Susan Granger’s review of “Roman J. Israel, Esq.” (Sony/Columbia Pictures)
Sublimely talented Denzel Washington deserves better than writer/director Dan Gilroy’s tepid, convoluted thriller in which he plays the titular role, an idealistic legal-savant whose nerdy, antisocial personality places him in the Asperger range on the autism spectrum.
When his beloved, long-time partner has a ruinous heart attack, Israel realizes he can’t run the downtown Los Angeles criminal law practice alone, particularly since it’s devoted to social justice, defending the poor and downtrodden on a pro-bono basis.
After he’s turned down for a salaried position at a civil-rights project headed by Maya Alston (Carmen Ajogo), Israel takes a job a mega-firm headed by slick, high-powered George Pierce (Colin Farrell) – with whom he seems to have little in common. And then he’s faced with a crisis of conscience.
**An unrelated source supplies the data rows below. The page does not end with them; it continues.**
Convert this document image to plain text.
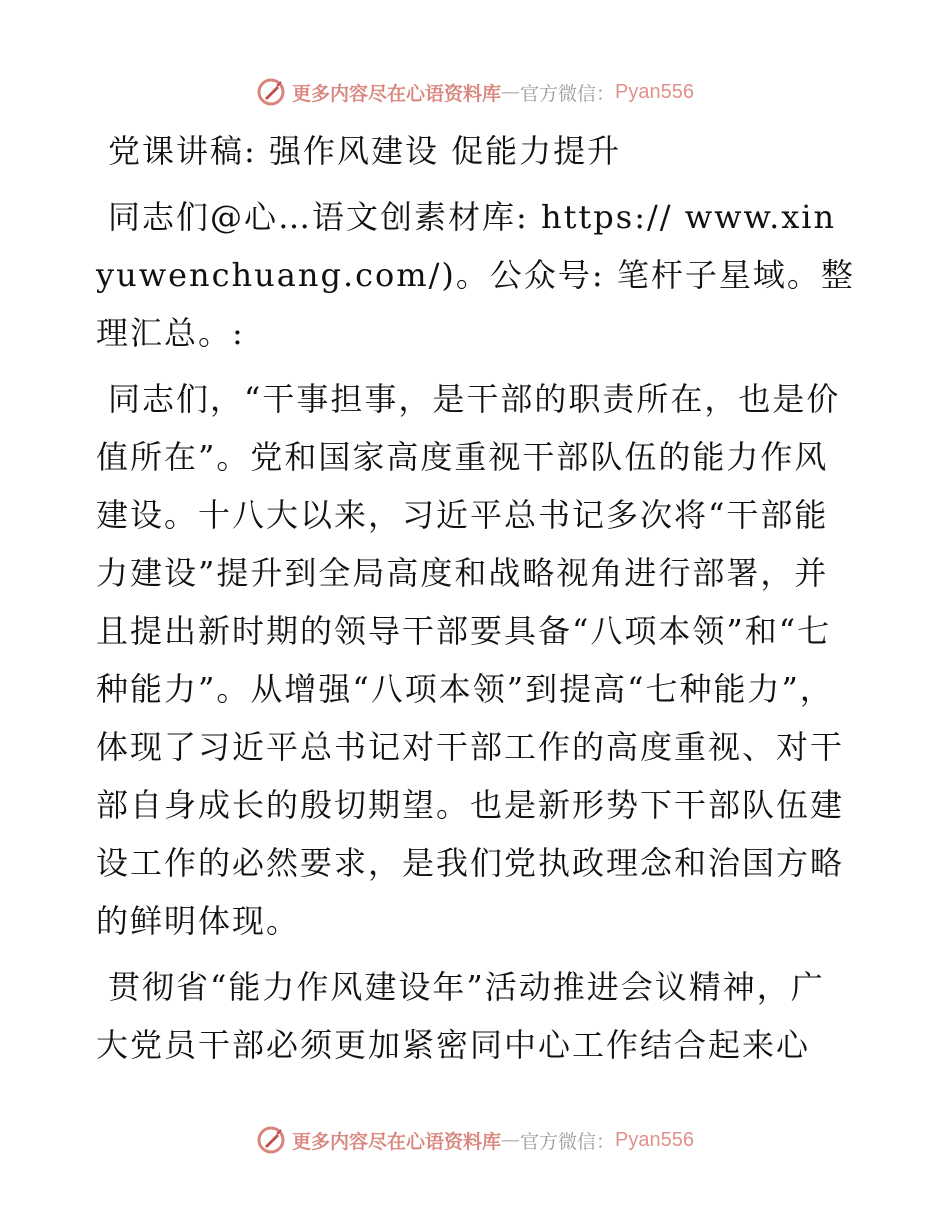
更多内容尽在心语资料库 — 官方微信： Pyan556

党课讲稿: 强作风建设 促能力提升

同志们@心…语文创素材库: https:// www.xinyuwenchuang.com/)。公众号: 笔杆子星域。整理汇总。:

同志们，“干事担事，是干部的职责所在，也是价值所在”。党和国家高度重视干部队伍的能力作风建设。十八大以来，习近平总书记多次将“干部能力建设”提升到全局高度和战略视角进行部署，并且提出新时期的领导干部要具备“八项本领”和“七种能力”。从增强“八项本领”到提高“七种能力”，体现了习近平总书记对干部工作的高度重视、对干部自身成长的殷切期望。也是新形势下干部队伍建设工作的必然要求，是我们党执政理念和治国方略的鲜明体现。

贯彻省“能力作风建设年”活动推进会议精神，广大党员干部必须更加紧密同中心工作结合起来心

更多内容尽在心语资料库 — 官方微信： Pyan556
After memorizing the entire California legal code, Israel has devoted years to assembling a class-action lawsuit to challenge the pervasive system of plea bargaining, dubbing it a rigged game in which prosecutors threaten defendants with hefty prison sentences, hoping to get them to plead ‘guilty,’ even if they’re innocent, thus short-circuiting the legal process.
“Each of us is greater than the worst thing we’ve ever done,” he maintains. So incarcerating young people for a long time almost guarantees that the worst thing they’ve ever done will define the rest of their lives.
Designed as a follow-up to his melodramatic “Nightcrawler,” which eviscerated the parasitic tabloid media culture, Dan Gilroy continues his cynical, character-driven concept. Roman J. Israel is a relic from the social-activism of the ‘60s and ‘70s. And corruption, once again, is the culprit.
Denzel Washington is almost unrecognizable with a shapeless, three-inch high Afro, aviator glasses and frumpy, mismatched outfits, yet his vocal eloquence is unmistakable. An anachronism in urban Los Angeles, he doesn’t own or drive a car. Instead, he walks, wearing headphones, lugging a huge leather briefcase.
On the Granger Movie Gauge of 1 to 10, “Roman J. Israel, Esq.” is a contrived, unfocused 5 – with a twisty, frustrating finale.